Drives holistic capacity management, ensuring compute, storage, network, and application-tier resources are designed and maintained to meet current and future business demand.
Partners closely with architecture and application engineering teams to ensure infrastructure and platform components align with solution designs and support the long-term technical roadmap.
Governs the organization's observability platforms, defining the telemetry strategy, metrics, SLOs, and alerting posture.
Leads ongoing improvements in automation, resilience engineering, disaster recovery readiness, and operational maturity.
Practices Site Reliability Engineering mindset and solves problems through automation and instrumentation.
Identifies opportunities to build innovative tools and solve unique operations problems on large enterprise and mission-critical applications.

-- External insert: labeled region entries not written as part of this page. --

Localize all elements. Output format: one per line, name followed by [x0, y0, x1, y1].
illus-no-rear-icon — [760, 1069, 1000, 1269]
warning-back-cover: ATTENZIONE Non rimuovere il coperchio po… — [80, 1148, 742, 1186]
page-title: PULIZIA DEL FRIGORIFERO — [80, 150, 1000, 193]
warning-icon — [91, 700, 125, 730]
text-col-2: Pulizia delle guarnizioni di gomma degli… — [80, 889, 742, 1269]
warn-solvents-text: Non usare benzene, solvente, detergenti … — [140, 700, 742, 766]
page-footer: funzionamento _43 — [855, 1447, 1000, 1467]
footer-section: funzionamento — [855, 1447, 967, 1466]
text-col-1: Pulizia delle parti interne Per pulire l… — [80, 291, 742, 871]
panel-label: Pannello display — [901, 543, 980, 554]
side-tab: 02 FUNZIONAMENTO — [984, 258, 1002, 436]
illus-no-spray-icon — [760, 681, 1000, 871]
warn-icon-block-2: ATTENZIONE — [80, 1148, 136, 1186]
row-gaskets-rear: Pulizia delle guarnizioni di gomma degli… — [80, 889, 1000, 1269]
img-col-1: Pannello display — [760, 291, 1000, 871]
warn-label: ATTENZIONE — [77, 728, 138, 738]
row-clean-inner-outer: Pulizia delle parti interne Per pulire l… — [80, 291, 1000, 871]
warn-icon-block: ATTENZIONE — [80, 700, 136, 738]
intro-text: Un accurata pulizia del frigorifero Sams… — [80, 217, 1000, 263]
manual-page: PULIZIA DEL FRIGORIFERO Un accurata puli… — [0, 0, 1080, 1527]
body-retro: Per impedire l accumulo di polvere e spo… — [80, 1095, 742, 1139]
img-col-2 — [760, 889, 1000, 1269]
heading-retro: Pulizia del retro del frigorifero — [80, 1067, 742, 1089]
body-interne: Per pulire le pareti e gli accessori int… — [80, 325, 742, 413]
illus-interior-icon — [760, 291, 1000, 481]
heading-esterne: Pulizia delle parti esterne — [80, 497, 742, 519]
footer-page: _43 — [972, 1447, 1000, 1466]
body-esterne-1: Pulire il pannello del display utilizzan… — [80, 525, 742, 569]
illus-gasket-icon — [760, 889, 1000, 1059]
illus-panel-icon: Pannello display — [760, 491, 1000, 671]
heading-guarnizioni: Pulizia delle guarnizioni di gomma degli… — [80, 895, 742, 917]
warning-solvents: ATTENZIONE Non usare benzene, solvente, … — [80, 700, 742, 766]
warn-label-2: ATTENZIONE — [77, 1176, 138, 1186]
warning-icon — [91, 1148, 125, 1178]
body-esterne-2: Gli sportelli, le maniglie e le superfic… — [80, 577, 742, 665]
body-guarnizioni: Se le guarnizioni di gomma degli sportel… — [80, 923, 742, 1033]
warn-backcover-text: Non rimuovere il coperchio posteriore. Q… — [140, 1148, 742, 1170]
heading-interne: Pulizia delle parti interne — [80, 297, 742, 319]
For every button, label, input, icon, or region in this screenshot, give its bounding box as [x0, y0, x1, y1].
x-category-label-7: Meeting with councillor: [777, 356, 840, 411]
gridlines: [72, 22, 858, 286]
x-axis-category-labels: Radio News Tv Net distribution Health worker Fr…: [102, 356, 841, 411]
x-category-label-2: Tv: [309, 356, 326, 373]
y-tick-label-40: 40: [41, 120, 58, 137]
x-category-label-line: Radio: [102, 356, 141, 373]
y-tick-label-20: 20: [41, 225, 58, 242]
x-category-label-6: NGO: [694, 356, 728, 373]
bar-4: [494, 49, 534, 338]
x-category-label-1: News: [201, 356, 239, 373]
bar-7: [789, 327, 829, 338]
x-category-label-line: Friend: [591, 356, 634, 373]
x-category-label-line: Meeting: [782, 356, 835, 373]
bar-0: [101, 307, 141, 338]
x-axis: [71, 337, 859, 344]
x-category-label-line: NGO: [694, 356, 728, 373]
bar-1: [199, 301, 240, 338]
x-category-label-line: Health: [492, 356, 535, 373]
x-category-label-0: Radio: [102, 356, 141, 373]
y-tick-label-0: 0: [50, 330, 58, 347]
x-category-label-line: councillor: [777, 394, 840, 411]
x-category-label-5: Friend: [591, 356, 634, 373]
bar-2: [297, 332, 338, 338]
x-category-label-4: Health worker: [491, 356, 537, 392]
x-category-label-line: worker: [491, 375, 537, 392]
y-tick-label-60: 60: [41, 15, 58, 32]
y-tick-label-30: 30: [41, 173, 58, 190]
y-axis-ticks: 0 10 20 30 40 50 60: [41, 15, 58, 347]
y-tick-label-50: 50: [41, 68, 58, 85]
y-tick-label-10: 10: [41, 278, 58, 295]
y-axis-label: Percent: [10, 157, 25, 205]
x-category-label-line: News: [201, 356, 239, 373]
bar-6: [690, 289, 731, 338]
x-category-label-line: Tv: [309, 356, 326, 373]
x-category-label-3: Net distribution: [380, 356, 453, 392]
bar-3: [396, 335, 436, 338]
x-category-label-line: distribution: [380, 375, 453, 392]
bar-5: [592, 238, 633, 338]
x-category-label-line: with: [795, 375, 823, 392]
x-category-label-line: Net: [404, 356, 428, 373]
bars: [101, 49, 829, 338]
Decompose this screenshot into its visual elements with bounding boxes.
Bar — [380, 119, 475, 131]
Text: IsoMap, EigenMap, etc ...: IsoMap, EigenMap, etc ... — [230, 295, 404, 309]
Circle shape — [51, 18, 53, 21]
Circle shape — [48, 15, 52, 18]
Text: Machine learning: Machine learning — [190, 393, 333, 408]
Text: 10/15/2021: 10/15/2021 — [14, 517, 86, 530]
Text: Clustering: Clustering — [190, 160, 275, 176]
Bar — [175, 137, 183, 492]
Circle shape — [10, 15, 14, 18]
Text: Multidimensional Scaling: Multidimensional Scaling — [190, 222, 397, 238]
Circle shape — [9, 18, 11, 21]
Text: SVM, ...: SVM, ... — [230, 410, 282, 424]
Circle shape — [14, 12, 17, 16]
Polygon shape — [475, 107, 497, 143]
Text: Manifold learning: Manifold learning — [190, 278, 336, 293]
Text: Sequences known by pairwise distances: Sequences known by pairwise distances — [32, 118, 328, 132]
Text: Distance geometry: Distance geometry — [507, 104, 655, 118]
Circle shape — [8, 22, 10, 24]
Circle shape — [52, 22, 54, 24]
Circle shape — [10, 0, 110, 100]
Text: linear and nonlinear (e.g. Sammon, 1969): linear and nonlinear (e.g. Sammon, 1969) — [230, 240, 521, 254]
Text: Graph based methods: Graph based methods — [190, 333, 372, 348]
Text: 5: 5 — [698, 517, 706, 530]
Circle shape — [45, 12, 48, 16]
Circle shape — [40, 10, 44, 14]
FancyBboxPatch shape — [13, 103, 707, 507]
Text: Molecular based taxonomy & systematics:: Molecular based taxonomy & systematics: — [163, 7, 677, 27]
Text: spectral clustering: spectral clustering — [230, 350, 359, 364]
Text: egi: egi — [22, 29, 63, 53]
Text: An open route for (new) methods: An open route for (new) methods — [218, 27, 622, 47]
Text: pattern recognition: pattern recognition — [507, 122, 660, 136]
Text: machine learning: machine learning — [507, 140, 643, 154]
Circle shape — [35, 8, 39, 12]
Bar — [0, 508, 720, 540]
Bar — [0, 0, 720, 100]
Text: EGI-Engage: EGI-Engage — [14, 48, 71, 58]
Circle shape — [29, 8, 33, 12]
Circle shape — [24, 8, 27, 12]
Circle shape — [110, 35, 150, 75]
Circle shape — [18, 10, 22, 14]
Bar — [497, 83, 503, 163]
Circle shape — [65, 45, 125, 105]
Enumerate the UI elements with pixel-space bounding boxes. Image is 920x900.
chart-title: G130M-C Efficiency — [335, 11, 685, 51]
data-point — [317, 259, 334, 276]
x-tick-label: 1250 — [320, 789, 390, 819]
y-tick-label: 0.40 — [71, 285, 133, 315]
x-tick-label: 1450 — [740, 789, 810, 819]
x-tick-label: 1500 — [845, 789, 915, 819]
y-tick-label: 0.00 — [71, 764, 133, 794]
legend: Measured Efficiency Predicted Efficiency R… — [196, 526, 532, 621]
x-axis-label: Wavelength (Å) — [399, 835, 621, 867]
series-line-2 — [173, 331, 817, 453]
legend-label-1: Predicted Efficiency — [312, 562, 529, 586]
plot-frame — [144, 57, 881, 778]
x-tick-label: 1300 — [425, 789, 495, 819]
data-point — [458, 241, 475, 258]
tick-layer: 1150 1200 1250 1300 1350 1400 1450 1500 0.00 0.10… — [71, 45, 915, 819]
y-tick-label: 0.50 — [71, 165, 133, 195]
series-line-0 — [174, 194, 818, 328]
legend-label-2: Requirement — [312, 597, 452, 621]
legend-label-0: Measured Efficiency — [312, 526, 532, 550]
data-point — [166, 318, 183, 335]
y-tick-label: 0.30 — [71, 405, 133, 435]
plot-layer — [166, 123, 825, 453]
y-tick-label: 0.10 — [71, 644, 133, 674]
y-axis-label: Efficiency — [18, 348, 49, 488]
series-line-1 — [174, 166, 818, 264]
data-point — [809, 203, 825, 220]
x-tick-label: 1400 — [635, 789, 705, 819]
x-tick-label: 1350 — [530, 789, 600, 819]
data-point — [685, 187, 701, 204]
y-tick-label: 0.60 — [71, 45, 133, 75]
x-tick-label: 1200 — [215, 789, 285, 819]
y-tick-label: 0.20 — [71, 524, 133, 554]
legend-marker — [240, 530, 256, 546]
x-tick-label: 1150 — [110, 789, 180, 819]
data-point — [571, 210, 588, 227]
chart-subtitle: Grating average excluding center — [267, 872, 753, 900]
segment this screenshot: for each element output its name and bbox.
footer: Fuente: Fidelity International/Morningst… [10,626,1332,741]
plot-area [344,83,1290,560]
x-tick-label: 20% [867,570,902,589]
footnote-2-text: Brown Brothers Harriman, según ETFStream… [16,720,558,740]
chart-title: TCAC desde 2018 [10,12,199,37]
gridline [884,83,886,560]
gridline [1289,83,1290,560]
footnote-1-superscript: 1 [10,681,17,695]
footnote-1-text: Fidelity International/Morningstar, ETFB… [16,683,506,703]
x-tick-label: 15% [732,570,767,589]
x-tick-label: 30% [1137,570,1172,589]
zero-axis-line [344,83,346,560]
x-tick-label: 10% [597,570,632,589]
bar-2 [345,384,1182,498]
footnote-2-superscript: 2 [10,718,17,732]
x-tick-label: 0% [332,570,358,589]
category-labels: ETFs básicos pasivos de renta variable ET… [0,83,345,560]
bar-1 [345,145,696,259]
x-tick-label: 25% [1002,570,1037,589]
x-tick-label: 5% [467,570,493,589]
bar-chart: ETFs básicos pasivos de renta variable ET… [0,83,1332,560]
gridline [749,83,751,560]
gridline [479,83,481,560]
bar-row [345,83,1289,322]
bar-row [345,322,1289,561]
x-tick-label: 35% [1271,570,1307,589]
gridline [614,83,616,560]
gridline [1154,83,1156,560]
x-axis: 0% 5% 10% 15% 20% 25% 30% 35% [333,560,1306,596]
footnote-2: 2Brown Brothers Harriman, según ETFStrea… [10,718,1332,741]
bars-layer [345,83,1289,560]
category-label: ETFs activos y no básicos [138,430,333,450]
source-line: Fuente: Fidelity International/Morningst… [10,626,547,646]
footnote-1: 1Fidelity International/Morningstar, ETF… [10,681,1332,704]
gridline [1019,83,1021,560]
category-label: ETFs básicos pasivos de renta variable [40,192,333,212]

Drives continuous improvement via automation across infrastructure provisioning, configuration management, compliance, system health, and operational activities.
Monitors the current state of infrastructure to identify deficiencies through aging of technologies or misalignment with business requirements.
Analyzes the business-IT environment to detect critical deficiencies and recommends solutions for improvement.
Governs change management practice, ensuring minimal service impact of infrastructure changes and activities.
Leads capacity planning across compute, storage, and application tiers to ensure scalability and optimization.
Implements proactive monitoring and forecasting to prevent performance degradation across all supported platforms (on-prem and cloud technologies).
Partners with architecture teams to improve system resiliency, failover design, and scalability patterns.
Establishes standards for tooling around runbooks, incident response, and environment configuration.
Leads complex incident triage and root-cause analysis, driving action plans to eliminate recurrences.
Coordinates DR exercises, ensuring process and documentation accuracy, and cross-team alignment.
Oversees Cybersecurity risks, threat and vulnerability programs.